Diz a sabedoria popular que a maior moleza que pode existir para uma pessoa, é um urubu conseguir defecar na cabeça de um vivente. Dizem que é azar “para seiscentos anos”.
Pois bem.
Zezinho pula cedo da cama e, como sempre faz, deixa-a desarrumada. Também não tira o pijama, porque não dorme de pijama; tem a péssima mania de dormir de roupa, pronto para sair. Toma um café preto e ralo e sai de casa tremendo de frio. Hoje, não calçou o Conga que recentemente achou no lixo. Preferiu os sapatos super velhos, pois já sabia o que o esperava e aonde teria que ir.
Como companhia, levou um cajado pequeno, do seu tamanho, um ou dois sacos plásticos de supermercado e um lenço que sua mãe lhe amarra ao pescoço. Em determinado momento, esse lenço vai servir para cobrir seu nariz e sua boca: há gases no lugar onde ele vai, há péssimos cheiros, há micróbios, há bactérias e outros tipos de porcaria. Era o lenço de seu pai, agora é seu, pois virou o homem da casa desde que seu velho saiu para comprar cigarro e nunca mais voltou.
A mãe grita da porta: “Não esquece de cobrir os olhos também, e não respire a fumaça que sai do chão”.
Depois de andar quase uma hora, Zezinho chega àquele monte enorme, o lixão. Percebe que está atrasado e quase não há onde fuçar.
Mais de cinquenta meninos chegaram antes dele e fuçaram primeiro; já pegaram os melhores restos, os mais frescos, aqueles que ainda serviam para comer. Mesmo assim, Zezinho cobre o rosto com o lenço, mete os pés no monturo e, com o cajado, espanta os urubus. Consegue salvar alguns restos de comida e se apressa em voltar para casa, onde a mãe o aguarda ansiosa.
Os urubus são admiráveis, pelos serviços prestados à humanidade, limpando o solo e a podridão dos animais em decomposição.
Não tem grandes dotes para canto, mas já decidiram que, mesmo contra a natureza, eles haverão de se tornar grandes cantores.
Os urubus tem fama de dar azar, mas é pura superstição.

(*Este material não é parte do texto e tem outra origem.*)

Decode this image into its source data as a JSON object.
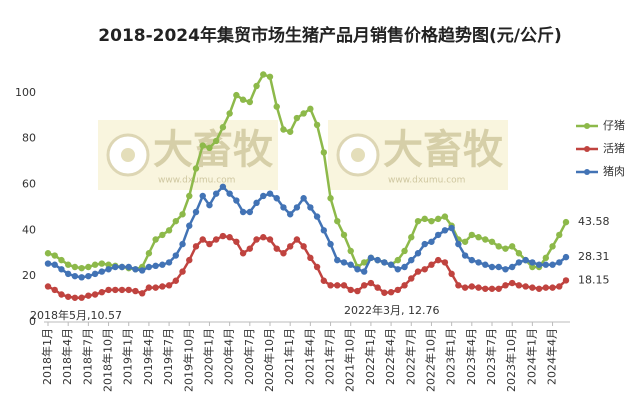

O ditado “um urubu pousou na minha sorte”, é muito antigo, e faz parte da cultura popular.
Na minha terra natal, Nova-Cruz (RN), já ouvi gente dizer:
“Estou tão sem sorte, que só falta, agora, um urubu “sujar” na minha cabeça. ”
Se isto acontecer, será moleza demais!!!
Entretanto, na minha adolescência, eu e minhas amigas vibrávamos quando avistávamos um urubu em cima de alguma casa. Um urubu indicava “um gosto”; dois urubus indicavam “dois gostos”. Esse era o tempo da inocência, quando a maldade não tinha nascido. Coisa que não existe nos dias atuais.
Voando sob o céu azul, os urubus apresentam um espetáculo muito bonito: Fazem curvas suaves no espaço. Entretanto, paralelamente, mesmo com curvas suaves no voo, representam um perigo para a aviação. Eles tem sido responsáveis por inúmeros acidentes aéreos, na decolagem e no pouso, momentos críticos dos voos, conforme atestam as estatísticas. Os urubus se aproximam das turbinas dos aviões e são sugados, ou se lançam contra os vidros, como suicidas.
É impossível se cercar o ar ou erguer muralhas no espaço aéreo, pois, afinal, este pertence a todos, inclusive aos urubus.
Existem recursos técnicos, como a fumaça, que diminuiriam o perigo e afastariam os urubus. Mas, eliminá-los completamente é impossível. Outra solução seria deslocar os depósitos de lixo, das proximidades dos aeroportos, o que também é impraticável.
O homem não pode destruir o que foi feito pela natureza.
Cada animal tem a sua parcela de contribuição na preservação do meio ambiente. E a tarefa que cabe aos urubus, é sublime. É coisa divina.